Over the last couple years, especially after the election of Donald Trump, I have made a real effort to conduct myself in a very neutral way because I ‘know’ I’m in the minority with most of my opinions. I listen, I make jokes and I ask questions. It’s pretty rare for me to say anything of substance in a social situation when I feel like a ‘visitor’. Neutrality has also made me feel like my friends don’t know that much about me. I have created a bit of a dynamic where there are people who feel close to me, but I don’t feel close to many. I do have many thoughts about what is happening, but there’s nowhere for me to voice them comfortably. The blog, I’m hoping, will be part of the solution for the feeling of loneliness that has grown over the last couple years.
The problem is I’ve never really been an active user of any social media platform. I have spent most of my time being an anonymous observer if I did any browsing at all.
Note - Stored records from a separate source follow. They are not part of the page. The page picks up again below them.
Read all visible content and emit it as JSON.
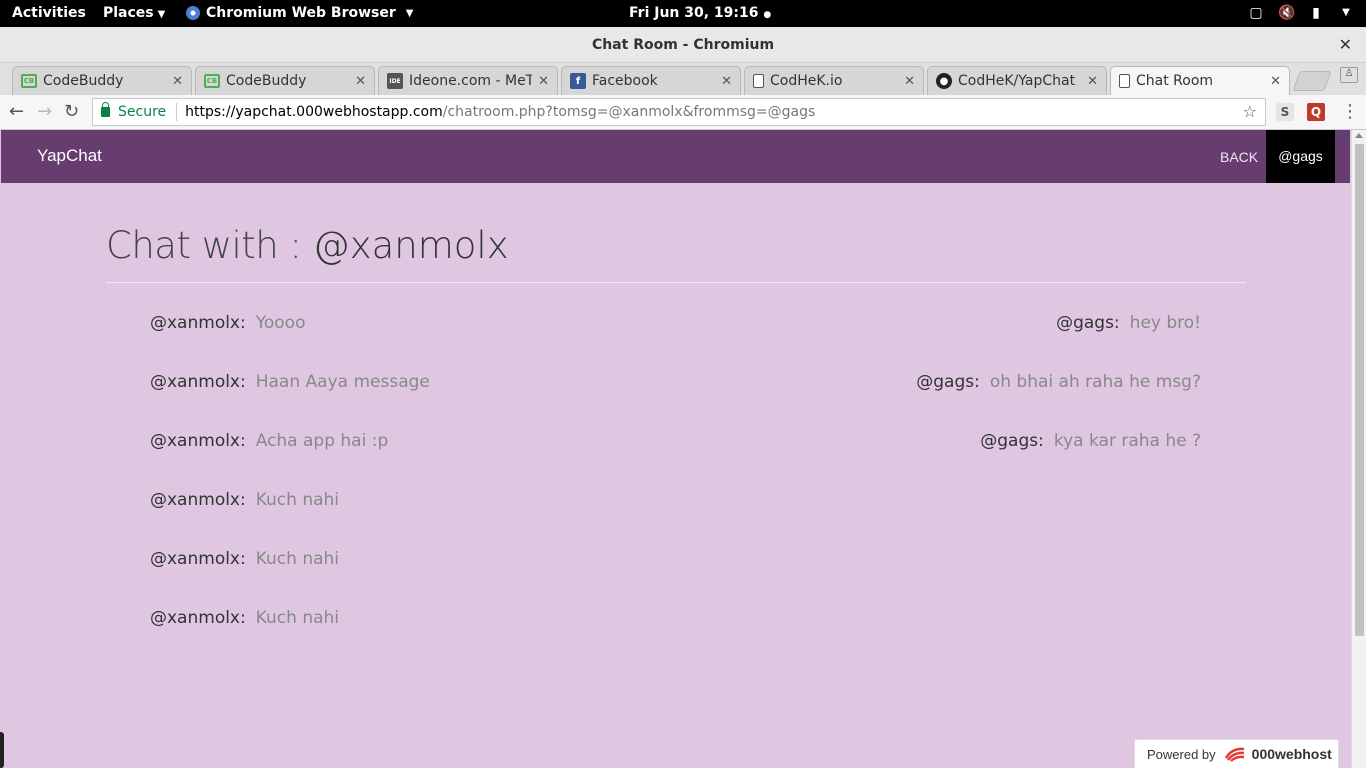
{
  "system_bar": {
    "activities": "Activities",
    "places": "Places",
    "app_name": "Chromium Web Browser",
    "clock": "Fri Jun 30, 19:16"
  },
  "window": {
    "title": "Chat Room - Chromium"
  },
  "tabs": [
    {
      "label": "CodeBuddy",
      "icon": "codebuddy-icon"
    },
    {
      "label": "CodeBuddy",
      "icon": "codebuddy-icon"
    },
    {
      "label": "Ideone.com - MeT",
      "icon": "ideone-icon"
    },
    {
      "label": "Facebook",
      "icon": "facebook-icon"
    },
    {
      "label": "CodHeK.io",
      "icon": "page-icon"
    },
    {
      "label": "CodHeK/YapChat",
      "icon": "github-icon"
    },
    {
      "label": "Chat Room",
      "icon": "page-icon",
      "active": true
    }
  ],
  "address_bar": {
    "secure_label": "Secure",
    "url_prefix": "https://yapchat.000webhostapp.com",
    "url_rest": "/chatroom.php?tomsg=@xanmolx&frommsg=@gags"
  },
  "app": {
    "brand": "YapChat",
    "back_label": "BACK",
    "current_user": "@gags",
    "heading_prefix": "Chat with : ",
    "heading_user": "@xanmolx"
  },
  "messages_left": [
    {
      "sender": "@xanmolx:",
      "text": "Yoooo"
    },
    {
      "sender": "@xanmolx:",
      "text": "Haan Aaya message"
    },
    {
      "sender": "@xanmolx:",
      "text": "Acha app hai :p"
    },
    {
      "sender": "@xanmolx:",
      "text": "Kuch nahi"
    },
    {
      "sender": "@xanmolx:",
      "text": "Kuch nahi"
    },
    {
      "sender": "@xanmolx:",
      "text": "Kuch nahi"
    }
  ],
  "messages_right": [
    {
      "sender": "@gags:",
      "text": "hey bro!"
    },
    {
      "sender": "@gags:",
      "text": "oh bhai ah raha he msg?"
    },
    {
      "sender": "@gags:",
      "text": "kya kar raha he ?"
    }
  ],
  "footer": {
    "powered_by": "Powered by",
    "host_name": "000webhost"
  },
  "colors": {
    "navbar": "#663d6e",
    "page_background": "#dfc7e2",
    "secure_green": "#0b8043"
  }
}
I have always been very mindful of what I ‘like’ or read for fear of exposing my genuine views about something. I say all the time that it’s so much easier to like everyone when you don’t know everything about them. I’m probably mostly talking about myself when I say that. Since launching the blog I have opened Twitter, Instagram, YouTube and created a Facebook business page plus the actual website for the blog. I have become active on my personal Facebook page. I have gone from essentially no social media presence whatsoever to sharing not only my personal thoughts about my family, but also my political views across multiple platforms. I didn’t realize how uncomfortable this would be for me. I didn’t anticipate how exposed and vulnerable I would feel. I didn’t know how much time and effort it would take to figure out each of the platforms. I didn’t realize how against my nature this whole project would be. The constant anxiety of being ‘out there’ is all consuming. I’m hoping it might feel better with time as long as I continue to feel like I’m doing the right thing.